Freie Gesellschaft und demokratisch legitimierte Menschenrechte etwa gefährdet?

Das erinnert an despotische Staatsformen, an die Nazi- und SED-Zeit, ausgerechnet mitten in Europa hier in Deutschland. Natürlich gleichwohl an etliche Entgleisungen der Polizei während den Schah-Demos, den AKW-Demos oder zuletzt bei den Ausschreitungen des Hamburger G20-Gipfels, wo ein Polizeistaat in nicht allzu weiter Ferne sichtbar ward.

In Krisenzeiten zeigen sich tatsächlich die Fiesen, ungeschminkt, erbarmungs- und gefühllos, die Corona-Pandemie fordert uns alle heraus. Ein Grund mehr äußerst wachsam auch derartige Entgleisungen zu beobachten, wie im T-Online-Artikel geschildert. Während echte Verbrecher ungeschoren davonkommen, besonders jene rechtsradikalen Uneinsichtigen, fühlt sich die Ordnungsmacht berufen, „den kleinen Mann“ zu tyrannisieren? Geht gar nicht, eine gefährliche Mischung, wobei schnell der gesellschaftliche Zusammenhalt kippen mag, wenn man dies nicht von Beginn an unterbindet.

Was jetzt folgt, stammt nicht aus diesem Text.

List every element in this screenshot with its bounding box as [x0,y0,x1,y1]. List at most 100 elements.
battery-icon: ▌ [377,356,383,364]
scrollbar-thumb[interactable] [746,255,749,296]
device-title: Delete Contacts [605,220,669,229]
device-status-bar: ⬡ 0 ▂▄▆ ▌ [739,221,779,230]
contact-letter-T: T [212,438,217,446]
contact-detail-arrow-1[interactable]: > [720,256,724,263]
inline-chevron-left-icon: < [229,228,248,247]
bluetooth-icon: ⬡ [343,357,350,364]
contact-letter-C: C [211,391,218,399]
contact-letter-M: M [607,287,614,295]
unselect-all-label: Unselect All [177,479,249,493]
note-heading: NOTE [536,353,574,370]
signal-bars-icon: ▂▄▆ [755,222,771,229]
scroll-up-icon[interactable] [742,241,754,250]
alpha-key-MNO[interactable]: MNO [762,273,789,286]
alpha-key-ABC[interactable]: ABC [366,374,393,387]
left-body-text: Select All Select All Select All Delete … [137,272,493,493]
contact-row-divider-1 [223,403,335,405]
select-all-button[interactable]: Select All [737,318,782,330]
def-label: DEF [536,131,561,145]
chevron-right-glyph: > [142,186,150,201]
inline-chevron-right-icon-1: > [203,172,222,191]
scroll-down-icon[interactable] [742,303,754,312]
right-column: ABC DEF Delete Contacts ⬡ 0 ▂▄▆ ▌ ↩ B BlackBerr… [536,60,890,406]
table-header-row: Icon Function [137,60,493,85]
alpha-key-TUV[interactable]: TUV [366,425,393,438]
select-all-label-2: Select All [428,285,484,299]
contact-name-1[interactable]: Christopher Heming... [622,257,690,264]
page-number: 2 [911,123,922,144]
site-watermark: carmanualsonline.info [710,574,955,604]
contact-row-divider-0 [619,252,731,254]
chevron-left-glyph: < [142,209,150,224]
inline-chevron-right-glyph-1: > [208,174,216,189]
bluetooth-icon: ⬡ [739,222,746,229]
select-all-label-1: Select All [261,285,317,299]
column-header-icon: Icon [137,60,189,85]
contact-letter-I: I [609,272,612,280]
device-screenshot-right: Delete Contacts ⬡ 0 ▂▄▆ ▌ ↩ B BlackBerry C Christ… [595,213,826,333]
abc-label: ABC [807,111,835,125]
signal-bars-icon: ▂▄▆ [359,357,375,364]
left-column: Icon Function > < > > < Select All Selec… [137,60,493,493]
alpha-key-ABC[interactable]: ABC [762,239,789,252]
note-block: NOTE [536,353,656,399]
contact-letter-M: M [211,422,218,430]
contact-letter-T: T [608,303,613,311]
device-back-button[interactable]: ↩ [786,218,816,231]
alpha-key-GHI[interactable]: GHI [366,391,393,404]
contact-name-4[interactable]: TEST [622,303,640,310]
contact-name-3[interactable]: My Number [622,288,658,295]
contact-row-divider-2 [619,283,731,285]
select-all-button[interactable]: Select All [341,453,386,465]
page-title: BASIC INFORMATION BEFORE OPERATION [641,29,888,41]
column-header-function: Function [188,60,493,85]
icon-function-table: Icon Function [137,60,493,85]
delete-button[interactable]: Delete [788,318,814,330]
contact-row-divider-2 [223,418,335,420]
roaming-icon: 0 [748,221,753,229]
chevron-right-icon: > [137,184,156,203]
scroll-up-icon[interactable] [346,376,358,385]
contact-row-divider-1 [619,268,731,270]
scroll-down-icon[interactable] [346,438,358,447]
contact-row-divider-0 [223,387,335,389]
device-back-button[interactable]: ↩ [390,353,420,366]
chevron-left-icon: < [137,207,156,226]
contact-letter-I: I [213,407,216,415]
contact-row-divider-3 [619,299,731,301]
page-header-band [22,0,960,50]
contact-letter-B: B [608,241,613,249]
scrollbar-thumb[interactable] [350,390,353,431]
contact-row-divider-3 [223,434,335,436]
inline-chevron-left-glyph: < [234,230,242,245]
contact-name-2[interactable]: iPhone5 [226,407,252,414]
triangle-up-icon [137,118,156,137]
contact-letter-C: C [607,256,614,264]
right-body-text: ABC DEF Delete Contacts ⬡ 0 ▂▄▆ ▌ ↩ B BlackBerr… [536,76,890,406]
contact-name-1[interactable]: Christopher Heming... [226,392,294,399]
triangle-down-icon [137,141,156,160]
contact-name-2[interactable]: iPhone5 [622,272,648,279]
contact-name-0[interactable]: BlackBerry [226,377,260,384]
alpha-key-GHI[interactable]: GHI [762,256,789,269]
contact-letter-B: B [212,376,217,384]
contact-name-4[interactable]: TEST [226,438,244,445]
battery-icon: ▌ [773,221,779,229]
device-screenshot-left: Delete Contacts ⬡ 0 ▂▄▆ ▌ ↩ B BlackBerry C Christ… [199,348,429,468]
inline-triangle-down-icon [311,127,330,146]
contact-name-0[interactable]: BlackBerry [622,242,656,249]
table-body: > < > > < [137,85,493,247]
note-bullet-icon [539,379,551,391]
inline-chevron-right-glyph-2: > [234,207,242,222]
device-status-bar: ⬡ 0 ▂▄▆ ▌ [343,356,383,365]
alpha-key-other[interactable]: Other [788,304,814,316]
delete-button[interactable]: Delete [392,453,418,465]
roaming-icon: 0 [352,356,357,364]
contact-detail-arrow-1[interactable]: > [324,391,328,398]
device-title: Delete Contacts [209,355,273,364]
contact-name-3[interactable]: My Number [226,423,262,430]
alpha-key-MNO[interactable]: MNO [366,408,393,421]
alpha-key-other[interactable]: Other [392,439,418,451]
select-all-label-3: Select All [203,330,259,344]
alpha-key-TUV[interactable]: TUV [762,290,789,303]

Rechtsunsicherheit birgt große Risiken

Das betraf bisherig alle geschichtliche Ereignisse, schuf letztlich die Voraussetzung für Willkür und ein bösartiges Treiben seitens derjenigen, die ansonsten kaum zum Zuge kommen. Jetzt haben diese die Chance, sich auf Kosten anderer hervorzutun, ihre Macht auszuspielen, in dem man vermeintlich Schwächere bevormundet oder gar tyrannisiert.

Doch eine Krise in der Krise? Man möchte sich das lieber nicht weiter vorstellen, zumal gerade rechtsradikale Wesen solche Verhältnisse gern für ihre Zwecke mißbrauchen werden. Insofern sollte die gesamte Gesellschaft sehr genau beobachten und rechtzeitig die nötigen Schritte einleiten, bevor die Stimmung in eine verkehrte Richtung driftet, die am Ende nicht mehr zu stoppen ist.